Obsessed with finding a solution, Peck sought to become an industry innovator, with a commitment to customers and customer service, and a network of support. Tapping into his prior agency days, he and his team understand the needs of his agency, brand, and property clients.

READ MORE: Former NFL Player Andrew Hawkins Is Building a New Career Playbook

By creating a true one-stop solution for clients, TranSports provides peace of mind with complete program coordination, execution, and real-time tracking technology. TranSports connects all the chauffeurs for a client on the back end and gets them where they need to go via the most efficient vehicle, ranging from a luxury sedan to luxury coach bus. Client program managers are given a vehicle-tracking application customized to their program so they can see where their VIPs are at any given moment. The app provides critical information about their vehicles, chauffeurs, and timing that eliminates inefficient communications with dispatchers and vehicle operations managers.

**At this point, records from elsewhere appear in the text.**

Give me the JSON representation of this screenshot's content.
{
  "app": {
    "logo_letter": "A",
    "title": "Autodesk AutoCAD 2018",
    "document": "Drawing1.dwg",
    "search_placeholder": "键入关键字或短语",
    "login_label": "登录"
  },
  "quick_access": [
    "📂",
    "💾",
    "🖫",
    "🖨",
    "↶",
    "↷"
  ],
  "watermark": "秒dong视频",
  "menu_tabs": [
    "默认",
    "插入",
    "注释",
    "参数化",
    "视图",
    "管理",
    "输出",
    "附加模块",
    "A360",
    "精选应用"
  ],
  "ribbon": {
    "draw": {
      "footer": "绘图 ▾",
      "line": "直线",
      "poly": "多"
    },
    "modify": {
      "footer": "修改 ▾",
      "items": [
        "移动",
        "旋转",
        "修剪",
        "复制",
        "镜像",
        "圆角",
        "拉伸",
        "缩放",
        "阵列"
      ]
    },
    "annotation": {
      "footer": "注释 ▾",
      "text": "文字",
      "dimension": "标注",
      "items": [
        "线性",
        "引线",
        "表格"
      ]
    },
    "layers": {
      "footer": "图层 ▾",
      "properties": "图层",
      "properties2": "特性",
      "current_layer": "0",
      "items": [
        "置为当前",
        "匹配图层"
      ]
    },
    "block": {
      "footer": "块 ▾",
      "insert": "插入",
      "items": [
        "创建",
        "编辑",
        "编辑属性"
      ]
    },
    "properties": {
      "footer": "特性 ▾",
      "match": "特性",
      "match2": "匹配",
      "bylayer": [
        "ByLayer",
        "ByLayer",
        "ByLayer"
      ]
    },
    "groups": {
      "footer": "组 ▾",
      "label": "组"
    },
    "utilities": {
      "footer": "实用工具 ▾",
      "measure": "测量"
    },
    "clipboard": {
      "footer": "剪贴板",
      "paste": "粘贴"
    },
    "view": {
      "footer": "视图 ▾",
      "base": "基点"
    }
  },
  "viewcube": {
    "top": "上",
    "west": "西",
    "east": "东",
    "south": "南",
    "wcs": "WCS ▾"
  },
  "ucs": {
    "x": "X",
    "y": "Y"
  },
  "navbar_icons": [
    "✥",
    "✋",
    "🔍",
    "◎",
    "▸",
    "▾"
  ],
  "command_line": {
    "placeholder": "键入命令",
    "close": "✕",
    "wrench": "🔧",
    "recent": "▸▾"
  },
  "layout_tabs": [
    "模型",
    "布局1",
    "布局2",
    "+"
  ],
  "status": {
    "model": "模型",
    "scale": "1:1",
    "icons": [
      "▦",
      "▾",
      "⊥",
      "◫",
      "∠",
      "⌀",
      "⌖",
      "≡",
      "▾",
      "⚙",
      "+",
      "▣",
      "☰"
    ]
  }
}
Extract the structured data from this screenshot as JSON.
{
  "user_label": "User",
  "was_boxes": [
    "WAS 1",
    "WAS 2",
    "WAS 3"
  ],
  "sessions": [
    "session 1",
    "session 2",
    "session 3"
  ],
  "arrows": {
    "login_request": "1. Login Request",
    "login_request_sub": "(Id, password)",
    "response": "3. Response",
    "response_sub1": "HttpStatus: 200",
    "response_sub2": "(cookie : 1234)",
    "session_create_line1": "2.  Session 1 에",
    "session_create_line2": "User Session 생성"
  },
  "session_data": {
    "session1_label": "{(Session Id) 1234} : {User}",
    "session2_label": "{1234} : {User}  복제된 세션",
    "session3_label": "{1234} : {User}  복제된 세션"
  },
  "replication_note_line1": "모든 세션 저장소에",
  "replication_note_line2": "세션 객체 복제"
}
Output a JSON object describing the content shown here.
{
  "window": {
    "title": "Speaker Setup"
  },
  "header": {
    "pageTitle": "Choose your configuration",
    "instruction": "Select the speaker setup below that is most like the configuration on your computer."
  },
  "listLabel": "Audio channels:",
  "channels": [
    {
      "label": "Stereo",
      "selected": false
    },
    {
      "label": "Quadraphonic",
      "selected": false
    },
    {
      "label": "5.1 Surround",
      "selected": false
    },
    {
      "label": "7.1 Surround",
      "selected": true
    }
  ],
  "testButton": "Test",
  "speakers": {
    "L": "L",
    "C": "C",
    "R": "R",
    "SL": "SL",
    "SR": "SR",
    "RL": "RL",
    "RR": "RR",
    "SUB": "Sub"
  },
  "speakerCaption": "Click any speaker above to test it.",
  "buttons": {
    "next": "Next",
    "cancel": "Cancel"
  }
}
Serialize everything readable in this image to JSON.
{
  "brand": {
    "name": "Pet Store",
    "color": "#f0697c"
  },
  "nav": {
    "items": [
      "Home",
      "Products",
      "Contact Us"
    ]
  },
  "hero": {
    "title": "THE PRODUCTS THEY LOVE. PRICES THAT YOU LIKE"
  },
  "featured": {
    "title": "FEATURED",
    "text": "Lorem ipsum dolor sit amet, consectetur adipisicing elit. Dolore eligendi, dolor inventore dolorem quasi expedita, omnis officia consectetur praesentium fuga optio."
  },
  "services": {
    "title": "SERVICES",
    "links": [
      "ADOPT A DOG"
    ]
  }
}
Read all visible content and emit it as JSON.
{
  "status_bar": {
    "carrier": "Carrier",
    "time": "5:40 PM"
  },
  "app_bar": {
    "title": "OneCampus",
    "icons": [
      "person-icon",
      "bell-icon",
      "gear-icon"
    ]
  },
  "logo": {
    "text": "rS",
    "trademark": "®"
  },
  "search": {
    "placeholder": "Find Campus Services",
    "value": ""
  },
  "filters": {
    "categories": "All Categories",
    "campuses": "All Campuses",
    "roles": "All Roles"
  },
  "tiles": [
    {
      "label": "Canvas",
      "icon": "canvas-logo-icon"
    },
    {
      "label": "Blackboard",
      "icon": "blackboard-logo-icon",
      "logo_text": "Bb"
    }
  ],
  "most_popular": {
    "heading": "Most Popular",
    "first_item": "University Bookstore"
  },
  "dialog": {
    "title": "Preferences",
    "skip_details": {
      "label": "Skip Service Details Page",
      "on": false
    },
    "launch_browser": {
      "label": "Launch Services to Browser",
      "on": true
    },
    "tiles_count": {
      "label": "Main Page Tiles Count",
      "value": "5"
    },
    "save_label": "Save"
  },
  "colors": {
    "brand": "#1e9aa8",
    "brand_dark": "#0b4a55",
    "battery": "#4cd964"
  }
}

Peck has always been an entrepreneur at heart. He hails from an Iowa farm and is driven beyond the corporate structure. Despite this, he worked at agencies for the first part of his career, before stumbling on this chauffeur solution.

Peck isn’t from the transportation industry. He had experience with a pain point and knew he could solve the problem. He partnered with George Jacobs and Tim Crockett, highly respected limousine and bus industry executives with more than a combined 60 years of experience, to create solutions for every size of need both domestically and internationally.

The success has in part been because Peck said he speaks the language of the users of the service, but also the delivery of an upscale product that hits when it’s needed.

“We do what we say we’re going to do,” Peck said. “We work hard on the customer service side. Price is price, we don’t compete on price. We compete on service, relationships, and being relentless in pursuing better ways of doing things.”

There are plenty of legacy chauffeur companies across the nation in major cities, but there’s no centralized system. Transportation ridesharing disruptors like Lyft and Uber haven’t broken into the VIP transportation world, but some companies have emerged focusing on the business community — leaving sports and entertainment relatively unserviced.

Unlike Ubers and Lyfts, chauffeurs must know the routes without maps, be sensitive to high-touch clientele, and leave the customer feeling like they had a true luxury service. This means getting to a city — like Atlanta — days in advance to work out detours and familiarize themselves with the traffic.

“The niche is a strength,” Peck said. “People pay for superior quality and service, so let’s be great in this space and let things fall where they will.”

READ MORE: Inside the Event Management Playbook for College Football Bowl Games

Timing was in Peck’s favor. Hard work and brains can only do so much, he said. As TranSports launched, it had the luxury of a nearby Super Bowl in Minnesota. With the large fleet in an area Peck knew well, his initial major event launch was a success.

“If that Super Bowl is in L.A., and it’s my first year, we’re probably not at this same point,” he said.

The company has continued to grow with work at events in the U.S., such as the Super Bowl, NHL Winter Classic, the Masters, Final Four, and Sundance Film Festival. The group has recently made inroads into the PGA Tour too. The international business for TranSports has continued to grow, and it has recently done work at the Olympics in Brazil and Russian World Cup.

“We’re very fortunate. We continue to talk to more and more international events for opportunities,” Peck said. “The tracking technology is intriguing to clients and we are looking to employ it with the largest properties. It’s simple, scalable, and provides a unique value to our clients by adding much-needed transparency and accountability in our industry.”